Submitted to: Contest #300

The Last Night Of Autumn

Written in response to: "Start or end your story with someone arriving somewhere for the first or last time."

Fantasy Holiday

This story contains themes or mentions of physical violence, gore, or abuse.

Autumn was close to its end.

The air would change from cold to icily sharp, and the leaves on the ground would be replaced by white, crispy snow. The animals of the season were departing to their shelters for the weeks to come, and darkness was taking over the sky.

Once she would have retreated once the Autumn was over, back to the house of burnt colours hidden away by the bramble to burrow under furs and dine at the harvest. To trek down the staircases formed by branches and bark and walk among the badgers and the squirrels like she was one of them.

She made it all pass by in peace. She with the hair the colour of the redwood and the warm weathered skin, collecting the fruit of the season in her woven basket and tending to the exhausted beings awaiting the peace of the colder season, she who watches over the winter stores while they take their rest. Singing to them in a soulful voice, recollecting the ancient folk music before her time.

But that was before her body had been buried in the soil, her neck making a cracking sound like an acorn once stepped on. That was before the Earth took her muscle, Sinew and all. She became the grass beneath the stars, beneath the sun and moon, looking down on their many people. Unable or unwilling to hear her screams about their favourite son and his desire to cut her season tragically short.

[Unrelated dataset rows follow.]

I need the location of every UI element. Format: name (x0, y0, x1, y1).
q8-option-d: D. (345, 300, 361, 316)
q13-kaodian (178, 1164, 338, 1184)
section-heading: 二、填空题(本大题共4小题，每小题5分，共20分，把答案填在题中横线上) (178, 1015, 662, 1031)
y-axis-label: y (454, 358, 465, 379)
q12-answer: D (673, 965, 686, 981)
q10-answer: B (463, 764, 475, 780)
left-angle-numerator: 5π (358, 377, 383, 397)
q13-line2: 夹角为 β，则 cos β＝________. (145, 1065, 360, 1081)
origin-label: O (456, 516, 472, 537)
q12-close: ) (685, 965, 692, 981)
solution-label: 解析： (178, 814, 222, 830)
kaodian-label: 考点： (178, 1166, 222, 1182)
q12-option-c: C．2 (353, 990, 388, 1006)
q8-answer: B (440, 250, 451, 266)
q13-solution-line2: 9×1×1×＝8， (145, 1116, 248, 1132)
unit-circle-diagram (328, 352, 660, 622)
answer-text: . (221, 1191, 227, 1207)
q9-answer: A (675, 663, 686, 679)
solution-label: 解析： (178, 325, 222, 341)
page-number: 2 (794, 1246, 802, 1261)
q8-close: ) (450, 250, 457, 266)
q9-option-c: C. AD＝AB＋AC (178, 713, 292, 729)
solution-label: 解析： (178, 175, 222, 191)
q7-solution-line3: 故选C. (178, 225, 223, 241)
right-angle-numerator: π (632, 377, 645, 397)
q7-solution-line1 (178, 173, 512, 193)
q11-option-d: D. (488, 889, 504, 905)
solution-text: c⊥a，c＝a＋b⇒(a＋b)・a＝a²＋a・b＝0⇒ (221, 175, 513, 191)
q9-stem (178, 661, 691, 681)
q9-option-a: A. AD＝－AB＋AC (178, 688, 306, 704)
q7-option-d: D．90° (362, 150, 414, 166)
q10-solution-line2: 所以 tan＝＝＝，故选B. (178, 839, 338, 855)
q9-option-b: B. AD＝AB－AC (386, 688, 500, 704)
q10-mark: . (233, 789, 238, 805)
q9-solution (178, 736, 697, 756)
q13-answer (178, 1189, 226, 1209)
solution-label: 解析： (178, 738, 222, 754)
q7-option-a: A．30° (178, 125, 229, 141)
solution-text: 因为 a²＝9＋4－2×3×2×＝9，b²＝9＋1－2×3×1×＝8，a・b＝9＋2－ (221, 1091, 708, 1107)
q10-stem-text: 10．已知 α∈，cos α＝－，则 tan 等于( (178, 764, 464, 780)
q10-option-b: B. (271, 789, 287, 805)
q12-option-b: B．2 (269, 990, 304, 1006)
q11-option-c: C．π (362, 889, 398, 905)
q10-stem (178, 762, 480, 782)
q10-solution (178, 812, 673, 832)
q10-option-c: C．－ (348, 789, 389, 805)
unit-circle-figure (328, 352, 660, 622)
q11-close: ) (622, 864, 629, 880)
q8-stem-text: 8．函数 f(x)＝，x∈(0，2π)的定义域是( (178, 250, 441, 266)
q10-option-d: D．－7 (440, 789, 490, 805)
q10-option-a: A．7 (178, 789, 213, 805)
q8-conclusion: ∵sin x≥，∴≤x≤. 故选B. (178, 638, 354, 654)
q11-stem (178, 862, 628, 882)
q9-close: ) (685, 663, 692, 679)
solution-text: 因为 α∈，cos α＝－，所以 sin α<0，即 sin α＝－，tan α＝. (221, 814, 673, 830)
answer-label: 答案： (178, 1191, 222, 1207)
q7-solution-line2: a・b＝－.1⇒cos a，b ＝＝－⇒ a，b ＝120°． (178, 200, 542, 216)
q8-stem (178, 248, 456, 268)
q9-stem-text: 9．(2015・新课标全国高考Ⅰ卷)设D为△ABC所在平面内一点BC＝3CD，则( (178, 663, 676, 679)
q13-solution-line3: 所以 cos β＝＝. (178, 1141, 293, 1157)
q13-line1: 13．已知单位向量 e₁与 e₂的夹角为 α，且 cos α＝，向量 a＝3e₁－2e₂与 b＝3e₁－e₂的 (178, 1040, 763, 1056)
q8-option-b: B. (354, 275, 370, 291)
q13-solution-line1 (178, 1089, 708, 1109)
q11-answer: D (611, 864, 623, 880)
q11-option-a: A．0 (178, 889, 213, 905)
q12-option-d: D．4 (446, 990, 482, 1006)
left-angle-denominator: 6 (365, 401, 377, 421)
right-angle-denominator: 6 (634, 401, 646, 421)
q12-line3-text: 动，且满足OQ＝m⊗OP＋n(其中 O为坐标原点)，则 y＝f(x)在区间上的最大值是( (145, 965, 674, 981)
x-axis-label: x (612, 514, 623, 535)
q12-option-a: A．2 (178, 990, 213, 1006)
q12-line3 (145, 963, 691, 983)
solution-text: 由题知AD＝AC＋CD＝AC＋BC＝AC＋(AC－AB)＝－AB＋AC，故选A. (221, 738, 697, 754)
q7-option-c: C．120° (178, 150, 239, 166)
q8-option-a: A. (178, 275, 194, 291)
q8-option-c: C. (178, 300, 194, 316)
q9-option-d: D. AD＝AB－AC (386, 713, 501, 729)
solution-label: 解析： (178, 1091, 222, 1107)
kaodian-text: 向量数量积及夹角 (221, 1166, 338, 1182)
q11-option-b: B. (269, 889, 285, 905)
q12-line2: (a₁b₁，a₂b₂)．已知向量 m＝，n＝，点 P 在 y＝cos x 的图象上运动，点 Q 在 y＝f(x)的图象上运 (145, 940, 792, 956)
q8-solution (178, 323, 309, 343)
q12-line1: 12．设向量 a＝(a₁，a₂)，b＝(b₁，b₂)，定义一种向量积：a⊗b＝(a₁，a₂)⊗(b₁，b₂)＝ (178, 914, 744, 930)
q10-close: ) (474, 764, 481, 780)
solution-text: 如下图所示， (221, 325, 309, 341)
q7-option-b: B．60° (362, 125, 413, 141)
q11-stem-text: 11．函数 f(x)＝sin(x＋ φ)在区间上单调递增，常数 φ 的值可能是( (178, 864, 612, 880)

Summer saw her that day, making his way into the forest to pay his tithe to the next season. Summer was everything all at once. Large and quick, tall and muscled. Filled with heat, yet could turn stormy in the day just as easily as the night. His blue eyes shone over Autumn, begging her to give up her season to him, let the Summer take her, she refused. A battle that Autumn could not win.

Because she could not challenge the sparkling sea and the warm beating sun as much as her breeze blew in, changing the colours of the flowerfields to auburn grass and marigold bushels sprouting, the colours deepened from aquamarine to emerald, and the world became alive with activity. The excited shouts as her embassy was barred from making its way inside, thrilled to keep the sun to warm the sands and grass on which they ran barefoot, so much so that they would overlook the seasonal paradox.

When Summer could not have Autumn, they left her at Winter’s feet. Cold and bitter over being oft forgotten in favour of the sunnier courts and their harsh beauty ignored, Winter took Autumn away, Frostbitten by snow and eaten away within the soil, the worms stripped away her skin, and the seasons prepared to shorten the time between the cold and the warm. Summer couldn’t accept the end, so it buried Autumn in the snow, not to be found for a season more.

Nature continues the cycle, no matter how briefly it has been cut short. She no longer recognises it, now. Her fingers were black, her skin a pale grey; she now had to bathe in the flat freezing swamp waters rather than the golden bathtubs filled with bubbles or the clear tepid jade ponds, her sense of smell no longer welcomed the scent of cinnamon and nutmeg, her stomach no longer growled at the sight of mugs of cider. To what remains of her eyes and ears, simply everything is cold and wet and still too bright. Better to face the darkness where the fables of the macabre lie.

The days go by, the only ones who notice, the only ones watching are the days belonging to the Autumn, chief of those, the youngest child of the tenth month, who scours the fox and deer haunts for the lady of the harvest hall, until they found the remains and cursed the Sun, the Moon, the Summer and everything under the Sky, vowing to live under starless nights evermore. Unlike the rest, they keep their word.

When she awoke, her core was no more; she no longer smelled the savoury smells, the fresh ground, she could barely see through the darkness. Filtered through with the ghastly green of the ghoulish, fear filled her before she saw those she protected once more, for even a celebration of all things horrible wants a taste of all things wonderful.

Now she stands with her dress faded away, the fauna of her realm stand far apart, loyal but no longer affectionate. Acorn and wheat were replaced with smirking skulls and glowing mushrooms on every surface, every face is different, unsettling but not unkind. And where her heart was once beating with warmth for the cooling air, she felt nothing but a sense of wrathful glee as she settled in to wait for the final part of the season to begin.

At first, the Summer passes by comfortably, dismissing the black stone in favour of whitewashed walls. making the ocean sparkle around the undressed swimmers and presenting sweet iced cream and fruit juices of every kind for them to sample, Summer stays for a long time, a lot longer than expected.

Then Summer vanishes before Winter's entrance will be a long time before Summer rises. Winter will wait, and Spring will hang off the edge, the Elements will howl, the Sky will darken and the Earth will tantrum and the Solstice will be the longest it has ever been as the Sun and the Moon worry because Summer, the favourite son, will be getting his comeuppance.

Because the dead come back to life for one last night, unripe fruit and rotten gourds are replaced by sweet caramels and gummy miniatures of flora and fauna alike, trading eerie fashion for every kind of cacao. Spirits visiting living loves and haunting surviving enemies, before the midnight hour in which no light can survive,

Before Autumn comes to an end, Halloween will have its night.